Despite Cruz being my by-far top choice, the “gold standard” rhetoric loses me - not because I don’t like it, but because it’s practically impossible.
There simply isn’t enough gold.
Exact figures I’ve computed prior escape me at the moment, but it’s something like:
- we’d have to acquire around 1/5th of all gold ever mined
- gold price would have to increase some 33x what it is now.
Ain’t happening.
What we need is a proper way (I’ve not yet developed an opinion on how) to have a currency whose sum total represents the total value of the USA, increasing quantity of units as the national value increases a la annual GDP, without changing the amount (”slice”) of value represented by that currency unit.

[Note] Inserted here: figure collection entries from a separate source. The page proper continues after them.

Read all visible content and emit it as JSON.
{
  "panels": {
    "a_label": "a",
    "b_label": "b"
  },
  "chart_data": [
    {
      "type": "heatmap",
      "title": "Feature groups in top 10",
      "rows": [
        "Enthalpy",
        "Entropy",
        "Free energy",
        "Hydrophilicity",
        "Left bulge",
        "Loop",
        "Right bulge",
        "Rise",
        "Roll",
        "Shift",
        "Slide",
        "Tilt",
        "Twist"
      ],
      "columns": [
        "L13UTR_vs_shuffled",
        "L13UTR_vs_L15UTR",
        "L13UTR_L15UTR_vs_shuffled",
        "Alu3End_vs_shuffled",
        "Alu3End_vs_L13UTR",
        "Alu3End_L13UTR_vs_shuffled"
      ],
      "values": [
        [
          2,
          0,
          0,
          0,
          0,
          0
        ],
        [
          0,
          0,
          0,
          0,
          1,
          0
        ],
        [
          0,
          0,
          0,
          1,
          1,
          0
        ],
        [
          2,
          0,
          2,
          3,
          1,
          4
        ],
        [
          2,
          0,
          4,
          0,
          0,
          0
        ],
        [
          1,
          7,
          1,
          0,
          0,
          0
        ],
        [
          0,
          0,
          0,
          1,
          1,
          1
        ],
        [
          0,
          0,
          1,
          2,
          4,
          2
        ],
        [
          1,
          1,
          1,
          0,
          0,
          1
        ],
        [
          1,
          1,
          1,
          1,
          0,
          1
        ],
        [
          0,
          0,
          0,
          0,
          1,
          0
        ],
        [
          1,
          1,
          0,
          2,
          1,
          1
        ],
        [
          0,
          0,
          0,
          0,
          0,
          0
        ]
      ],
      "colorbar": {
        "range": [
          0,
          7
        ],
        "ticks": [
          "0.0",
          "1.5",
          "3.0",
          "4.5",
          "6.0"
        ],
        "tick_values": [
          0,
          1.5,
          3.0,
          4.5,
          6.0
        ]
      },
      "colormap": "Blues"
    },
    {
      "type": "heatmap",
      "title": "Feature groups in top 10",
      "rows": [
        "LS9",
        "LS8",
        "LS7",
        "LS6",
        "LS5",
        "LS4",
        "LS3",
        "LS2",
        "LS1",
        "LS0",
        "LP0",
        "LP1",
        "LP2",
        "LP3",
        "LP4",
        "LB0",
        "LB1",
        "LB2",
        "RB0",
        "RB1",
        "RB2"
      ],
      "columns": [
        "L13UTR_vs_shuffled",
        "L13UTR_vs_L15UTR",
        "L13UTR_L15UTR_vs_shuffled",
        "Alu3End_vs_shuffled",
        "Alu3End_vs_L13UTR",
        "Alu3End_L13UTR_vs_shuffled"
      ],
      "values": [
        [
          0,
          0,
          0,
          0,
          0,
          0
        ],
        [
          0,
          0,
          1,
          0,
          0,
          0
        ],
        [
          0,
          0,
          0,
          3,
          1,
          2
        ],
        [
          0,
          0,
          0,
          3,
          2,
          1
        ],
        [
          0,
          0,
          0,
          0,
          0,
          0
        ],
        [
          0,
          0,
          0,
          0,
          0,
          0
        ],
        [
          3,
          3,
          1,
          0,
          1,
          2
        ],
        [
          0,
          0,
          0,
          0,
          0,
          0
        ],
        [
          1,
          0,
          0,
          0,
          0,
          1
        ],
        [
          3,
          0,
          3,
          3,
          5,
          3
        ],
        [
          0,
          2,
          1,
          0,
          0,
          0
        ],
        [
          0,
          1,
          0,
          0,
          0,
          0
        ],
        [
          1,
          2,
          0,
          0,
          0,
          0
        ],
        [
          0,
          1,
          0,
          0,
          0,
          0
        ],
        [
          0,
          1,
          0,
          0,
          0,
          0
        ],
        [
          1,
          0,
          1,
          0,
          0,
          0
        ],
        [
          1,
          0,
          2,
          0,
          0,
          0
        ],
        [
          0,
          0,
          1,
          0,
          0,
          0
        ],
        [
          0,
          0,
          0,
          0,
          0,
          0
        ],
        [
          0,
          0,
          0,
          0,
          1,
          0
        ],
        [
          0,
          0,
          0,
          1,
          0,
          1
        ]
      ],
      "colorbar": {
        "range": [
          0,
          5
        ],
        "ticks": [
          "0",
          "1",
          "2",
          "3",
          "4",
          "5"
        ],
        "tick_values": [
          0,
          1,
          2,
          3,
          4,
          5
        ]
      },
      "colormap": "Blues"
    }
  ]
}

Do not the second greatly change the first?
I don’t think fixing our currency to a gold standard requires a government to own enough gold to back every dollar in circulation. I’d be curious to hear what other folks here have to say about this.
In the article, it states, “ A country doesnât need a pile of gold to make a gold-based arrangement work any more than a builder needs to have a warehouse full of measuring tapes to construct a skyscraper. “ I have to admit to being ignorant to how the gold standard works and how our system now works. (And I consider myself educated- college degree, electrical engineering.) I am weak on other economic issues like QE as well.
A quick math checks shows greatly different numbers than your claim.
1,390,000,000,000 dollars
http://www.federalreserve.gov/faqs/currency_12773.htm
1,123 dollars per ounce
http://www.jmbullion.com/charts/gold-price/
So the dollars in circulation equals at current prices
1,237,535,613 ounces or,
77,345,976 pounds or,
38,673 tons
In 2011, this stated all the gold that had ever been mined at:
181,881 tons
http://www.numbersleuth.org/worlds-gold/
So at current prices, 1/5 of the existing gold.
If buying gold to make that happen quadrupled the price, it would drop to 1/20.
And further, would it have to only be gold?
Yes my problem with the gold standard is that first the US has no gold to speak of and also it would push gold to about $66,000 per oz. I don’t see how you make that work although I wish we could.
Any amount of gold will work to back the dollar. All that matters is that the ratio of gold to dollars is maintained.